Film: La Dernier Metro (The Last Metro)
Format: DVD from Rockford Public Library on itty bitty bedroom television.
Some situations are naturally dramatic without much being added to them. For instance, there’s enough potential drama in World War II to last a filmmaker a lifetime. The right situation makes almost anything watchable, at least in theory. With the right people and the right direction, though, a good story can become something that lasts forever.
La Dernier Metro (The Last Metro) is such a story. Take occupied Paris in 1942, a city under the grinding bootheel of German occupation. Certainly this situation is filled with possibilities for a great film. Add to this a theater desperately trying to stay afloat, a situation made easier by the fact that people flock to the theaters at night to lose themselves in the troubles of others and to avoid the discomfort of their daily lives. The lives of these people in the theater could make for a fascinating film. To Be or Not To Be did the same thing, blending drama with comedy in Poland, and did so beautifully.
La Dernier Metro, though, is no comedy. The theater is run by Marion Steiner (Catherine Deneuve), the wife of the theater’s director and also its star actress. She has recently taken over the business of running the theater because her husband Lucas (Heinz Bennent) has fled the country. He’s done this because he sees the writing on the wall—he is both an immigrant to Paris and a Jew, and has let discretion be the better part of valor.
The theater hires a new leading man named Bernard Granger (Gerard Depardieu), who is a talented actor.

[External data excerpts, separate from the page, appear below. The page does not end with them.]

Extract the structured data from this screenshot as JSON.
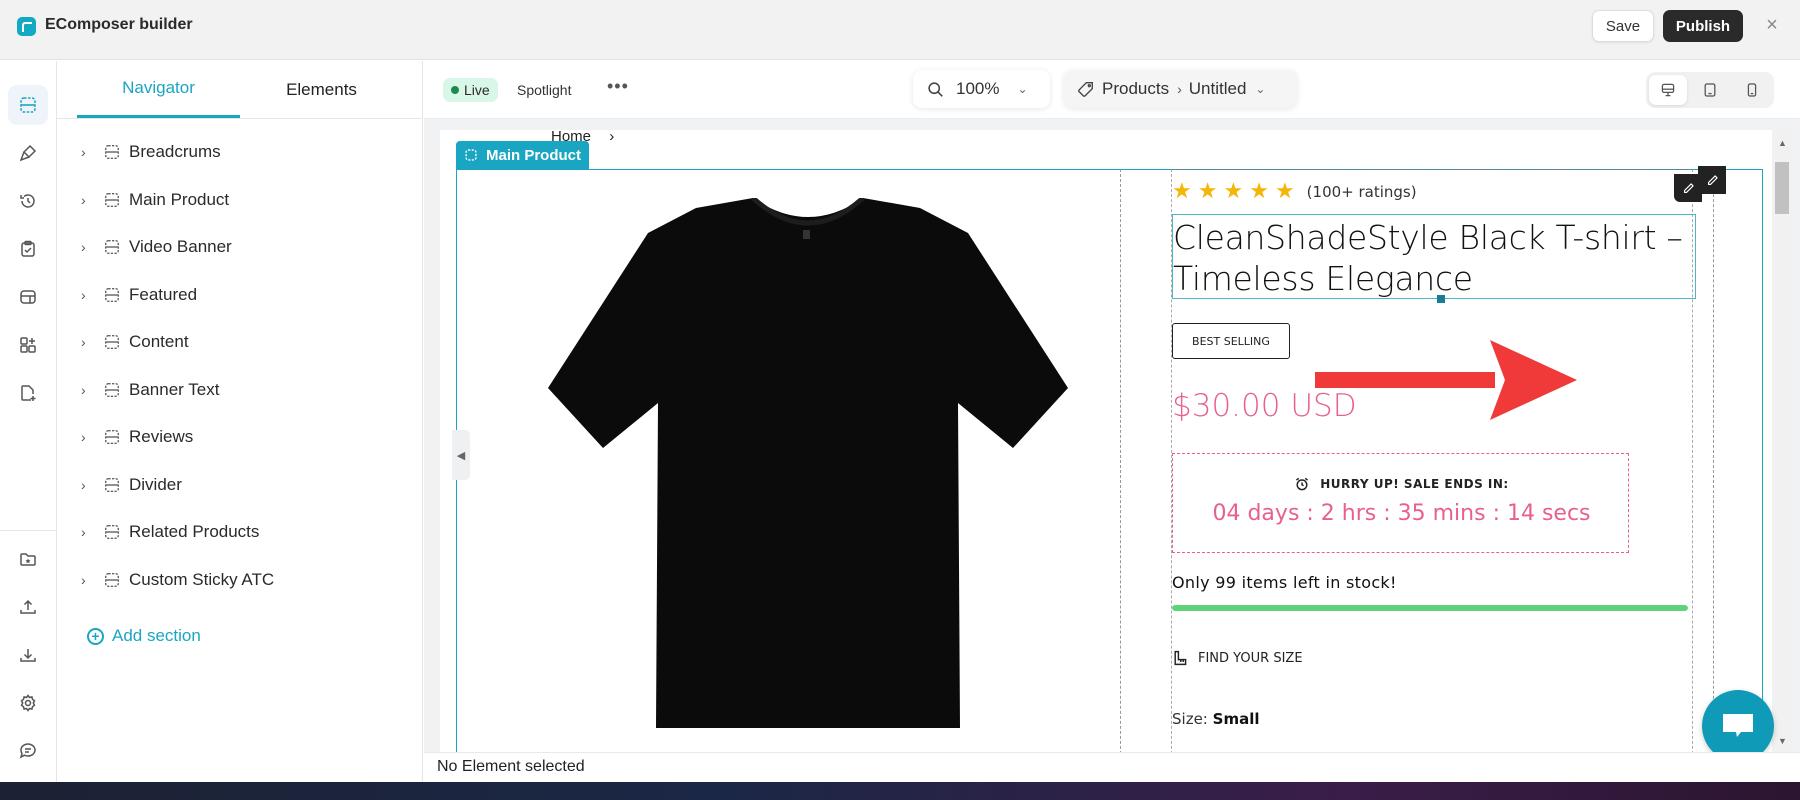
{
  "app": {
    "title": "EComposer builder",
    "save_label": "Save",
    "publish_label": "Publish",
    "close_symbol": "×"
  },
  "rail": {
    "top_icons": [
      "sections-icon",
      "brush-icon",
      "history-icon",
      "clipboard-check-icon",
      "layout-icon",
      "add-widget-icon",
      "add-page-icon"
    ],
    "bottom_icons": [
      "folder-star-icon",
      "upload-icon",
      "download-icon",
      "settings-icon",
      "feedback-icon"
    ]
  },
  "navigator": {
    "tabs": [
      {
        "label": "Navigator",
        "active": true
      },
      {
        "label": "Elements",
        "active": false
      }
    ],
    "items": [
      {
        "label": "Breadcrums"
      },
      {
        "label": "Main Product"
      },
      {
        "label": "Video Banner"
      },
      {
        "label": "Featured"
      },
      {
        "label": "Content"
      },
      {
        "label": "Banner Text"
      },
      {
        "label": "Reviews"
      },
      {
        "label": "Divider"
      },
      {
        "label": "Related Products"
      },
      {
        "label": "Custom Sticky ATC"
      }
    ],
    "add_section_label": "Add section"
  },
  "toolbar": {
    "live_label": "Live",
    "spotlight_label": "Spotlight",
    "more_symbol": "•••",
    "zoom_value": "100%",
    "page_type": "Products",
    "page_name": "Untitled",
    "devices": [
      {
        "name": "desktop",
        "active": true
      },
      {
        "name": "tablet",
        "active": false
      },
      {
        "name": "mobile",
        "active": false
      }
    ]
  },
  "canvas": {
    "breadcrumb_home": "Home",
    "breadcrumb_sep": "›",
    "section_tag": "Main Product",
    "product": {
      "stars": 5,
      "rating_text": "(100+ ratings)",
      "title": "CleanShadeStyle Black T-shirt – Timeless Elegance",
      "badge": "BEST SELLING",
      "price": "$30.00 USD",
      "timer_label": "HURRY UP! SALE ENDS IN:",
      "timer_value": "04 days : 2 hrs : 35 mins : 14 secs",
      "stock_text": "Only 99 items left in stock!",
      "stock_fill_percent": 100,
      "find_size_label": "FIND YOUR SIZE",
      "size_label": "Size:",
      "size_value": "Small"
    }
  },
  "status": {
    "text": "No Element selected"
  },
  "colors": {
    "accent": "#1aa6c2",
    "price_pink": "#e8608f",
    "star": "#f5b60a",
    "stock_green": "#5fd27a",
    "annotation_red": "#f03a3a"
  }
}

What the others in the theater do not realize is that Bernard is also an active member of La Resistance, and plots with friends to plant bombs at German rallies and other places where they may get a few high value targets. The possibility of increased scrutiny causes several significant problems. First, and most importantly, we discover that Lucas really hasn’t fled the country. He has instead moved into the basement of the theater, where he directs the company’s new play in secret.
Adding to the troubles is that the “director” the company shows to the world is Jean-Loup Cottins (Jean Poiret), who is a known homosexual, who were hated by the Nazis only slightly less than they hated Jews. Sniffing around the theater is Daxiat (Jean-Louis Richard), a pro-German theater critic who espouses intense hatred for the Jews publically, although he frequently confides to Marion that her husband isn’t included in his vitriol.

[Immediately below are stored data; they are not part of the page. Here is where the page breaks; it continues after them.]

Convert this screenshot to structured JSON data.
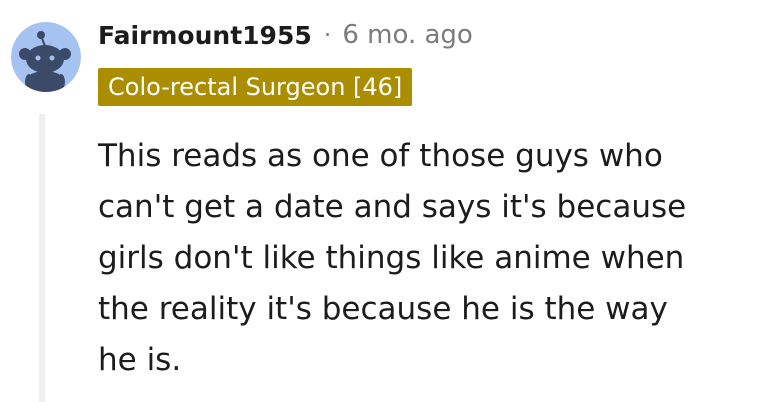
{
  "comment": {
    "username": "Fairmount1955",
    "separator": "·",
    "timestamp": "6 mo. ago",
    "flair": "Colo-rectal Surgeon [46]",
    "body_lines": [
      "This reads as one of those guys who",
      "can't get a date and says it's because",
      "girls don't like things like anime when",
      "the reality it's because he is the way",
      "he is."
    ]
  },
  "colors": {
    "flair_background": "#ab8d00",
    "flair_text": "#ffffff",
    "avatar_background": "#a5c2f0",
    "thread_line": "#edeff1",
    "meta_gray": "#7c7c7c",
    "text": "#1c1c1c"
  },
  "icons": {
    "avatar": "snoo-avatar-icon"
  }
}
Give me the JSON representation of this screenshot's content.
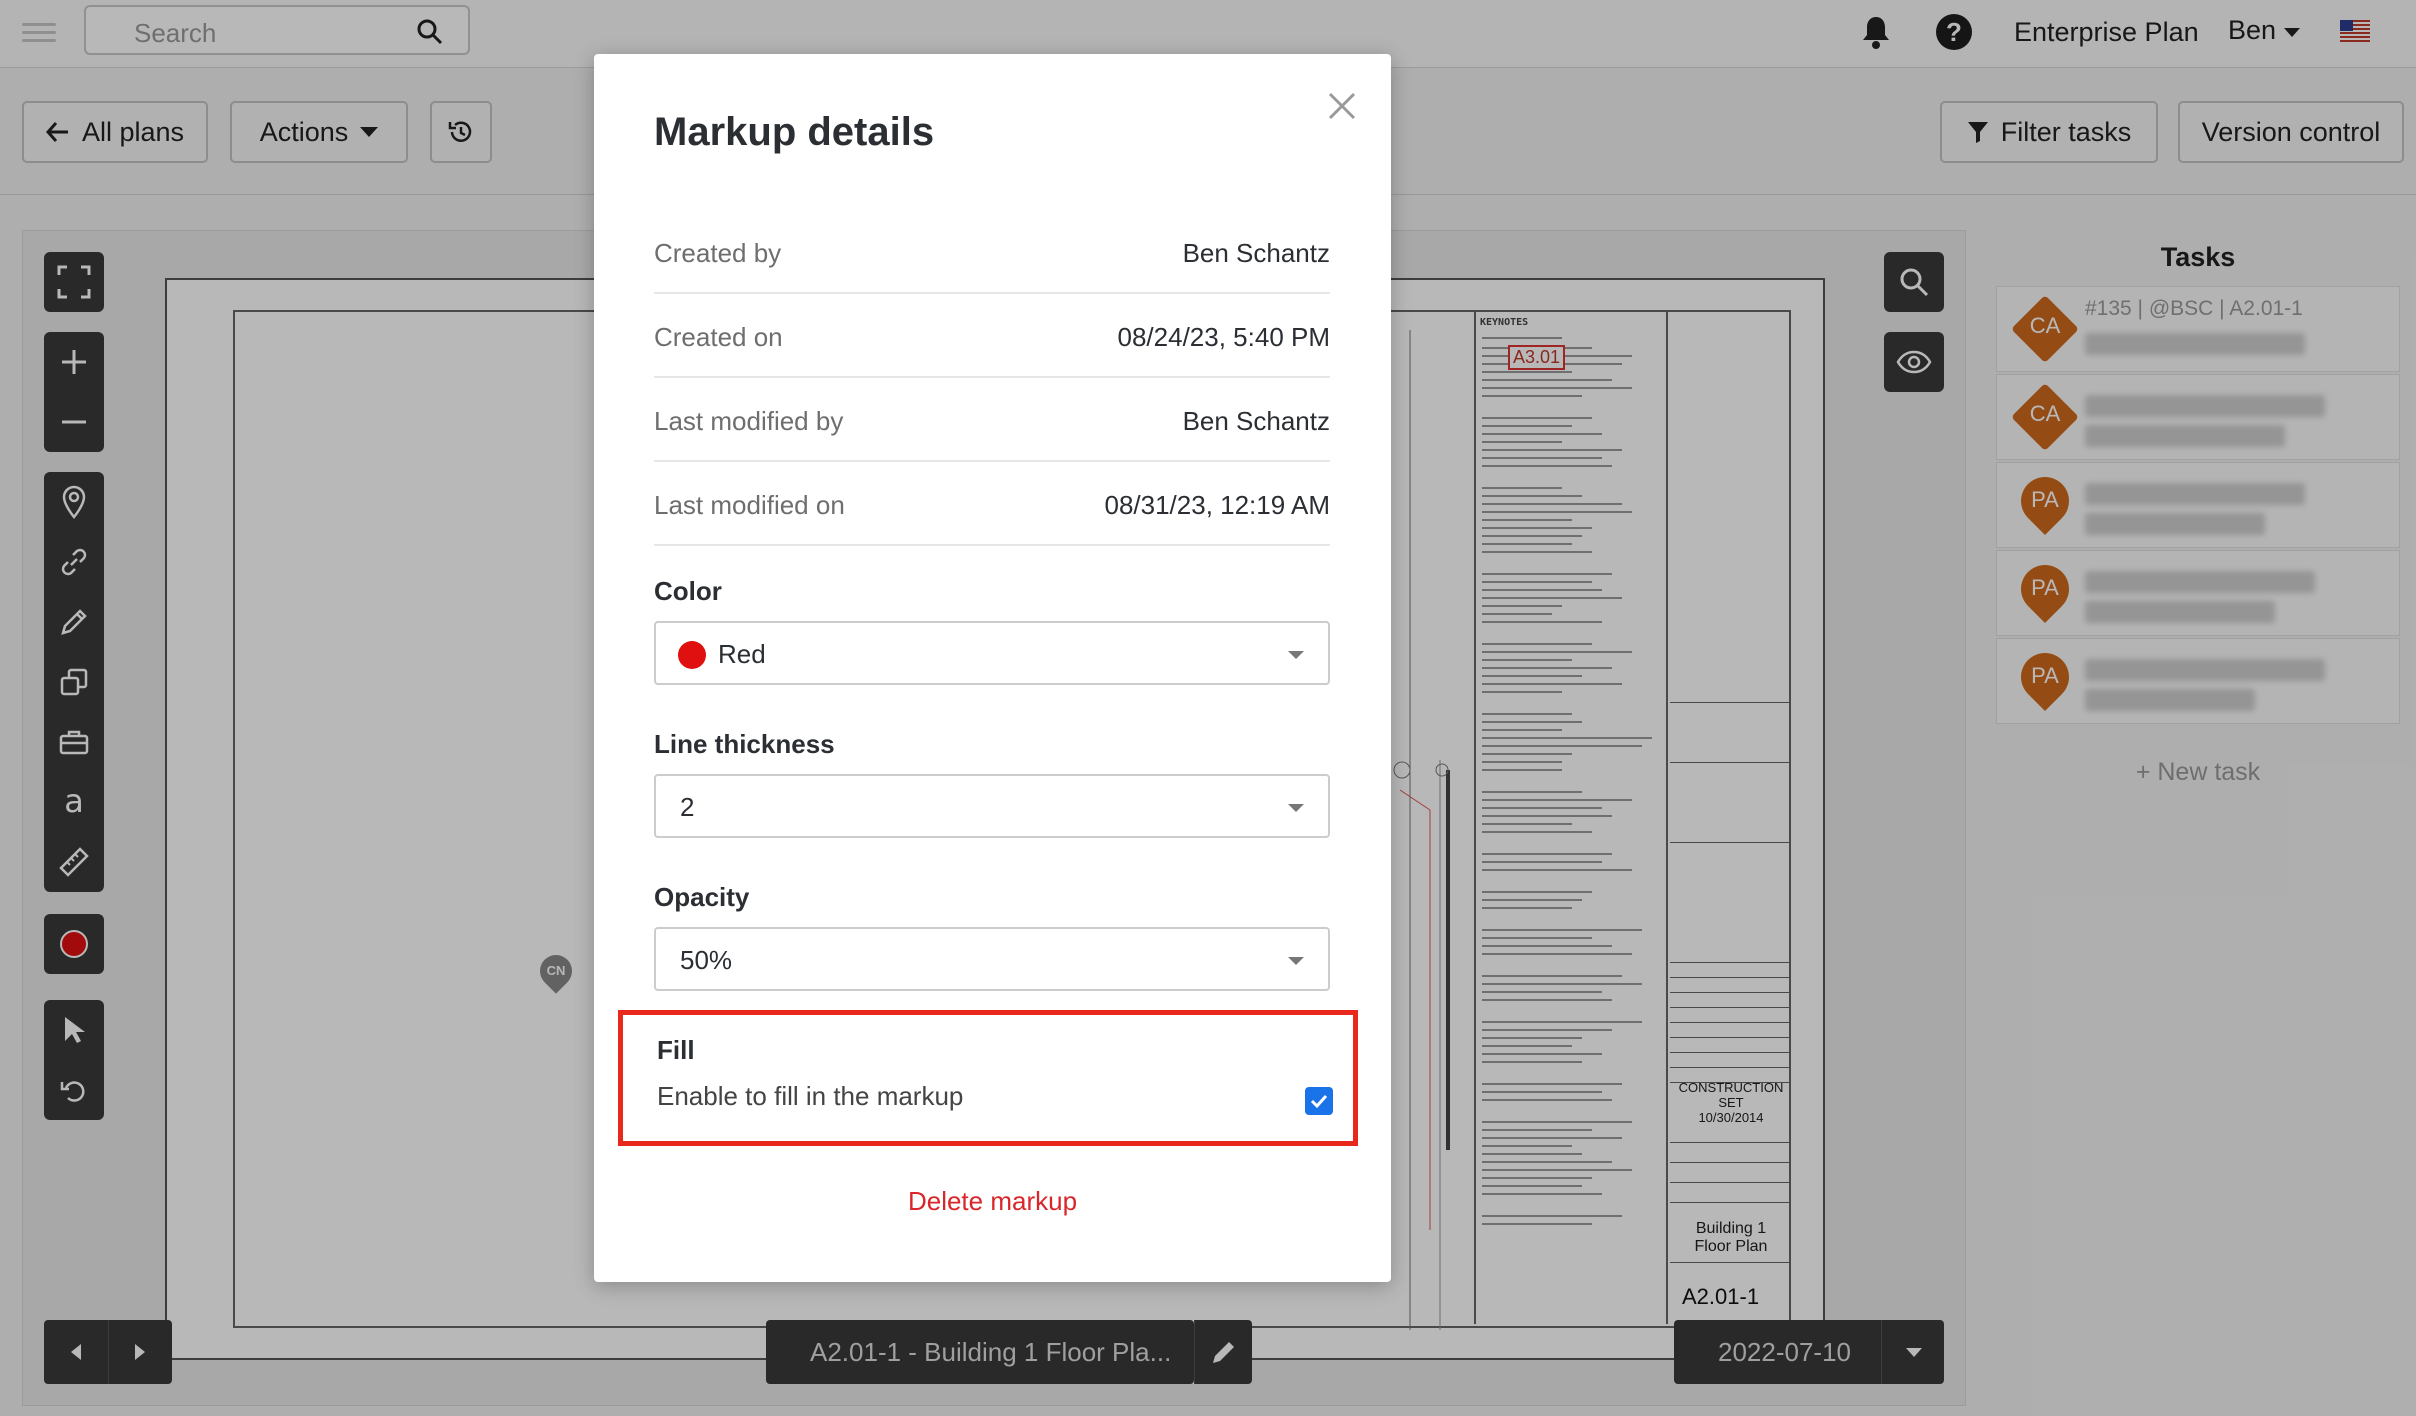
{
  "topbar": {
    "search_placeholder": "Search",
    "plan": "Enterprise Plan",
    "user": "Ben"
  },
  "toolbar": {
    "all_plans": "All plans",
    "actions": "Actions",
    "filter_tasks": "Filter tasks",
    "version_control": "Version control"
  },
  "sheet": {
    "keynotes_header": "KEYNOTES",
    "markup_label": "A3.01",
    "construction_set": "CONSTRUCTION SET",
    "construction_date": "10/30/2014",
    "title": "Building 1 Floor Plan",
    "number": "A2.01-1"
  },
  "pins": {
    "cn": "CN"
  },
  "bottom": {
    "sheet_name": "A2.01-1 - Building 1 Floor Pla...",
    "date": "2022-07-10"
  },
  "tasks": {
    "title": "Tasks",
    "items": [
      {
        "badge": "CA",
        "meta": "#135 | @BSC | A2.01-1"
      },
      {
        "badge": "CA",
        "meta": ""
      },
      {
        "badge": "PA",
        "meta": ""
      },
      {
        "badge": "PA",
        "meta": ""
      },
      {
        "badge": "PA",
        "meta": ""
      }
    ],
    "new_task": "+ New task"
  },
  "modal": {
    "title": "Markup details",
    "rows": [
      {
        "label": "Created by",
        "value": "Ben Schantz"
      },
      {
        "label": "Created on",
        "value": "08/24/23, 5:40 PM"
      },
      {
        "label": "Last modified by",
        "value": "Ben Schantz"
      },
      {
        "label": "Last modified on",
        "value": "08/31/23, 12:19 AM"
      }
    ],
    "color_label": "Color",
    "color_value": "Red",
    "color_hex": "#e01010",
    "thickness_label": "Line thickness",
    "thickness_value": "2",
    "opacity_label": "Opacity",
    "opacity_value": "50%",
    "fill_label": "Fill",
    "fill_desc": "Enable to fill in the markup",
    "fill_checked": true,
    "delete": "Delete markup"
  },
  "colors": {
    "accent": "#1a73e8",
    "danger": "#d9262a",
    "highlight": "#e8281c",
    "task_orange": "#cf6a1d"
  }
}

Daxiat wields incredible power—he can help decide if the new play can be staged or should be censored completely. Additionally, he would like the theater for himself, and has discovered a way that he can force Marion and Jean-Loup to bring him in as an equal partner, which will almost certainly lead to him discovering Lucas’s hiding place in the cellar. Throw into this some love stories, particularly between Marion and Lucas, and Marion and Bernard, and there are plots here that could carry a film on their own.
La Dernier Metro could easily have gone in a variety of directions. With so much built on top of an already intense situation, the chance for this film to slip into melodrama would be the easiest thing in the world. So many interweaving plots and so much potential angst could either become comic or simply overwhelming and muddled. Fortunately, Francois Truffaut helmed this picture, and he is a master in the director’s chair.
In fact, as good as this film is, it’s not even close to his best work. One of the tragedies of the world is that often times, those who are the most brilliant in their work are also those who are so unfairly taken at a young age. Truffaut died in his early 50s, sadly taking away a good 20 years or so of an already brilliant career.
This is a beautiful film, strongly acted and carefully paced. While long (a shade over two hours), it does not slow down, get boring, or ever get confusing. It is thoroughly engrossing, with fully realized characters acting believably in every situation. The ending is perhaps a sly wink at the melodrama that could have ensued, but I for one was suckered into it and took Truffaut’s bait as if I were a large-mouthed bass.
In the end, La Dernier Metro is less about the war and the occupation, but about sacrifice and art. To what lengths will someone go to create that which they are meant to create? What indignities will they suffer, what physical, emotional, and mental pains will they endure to be given the opportunity to create? The answer to these questions is lovingly and carefully revealed throughout this magnificent film.
Why to watch La Dernier Metro: Ars gratia artis, for real.
Why not to watch: Your soul is made of stone.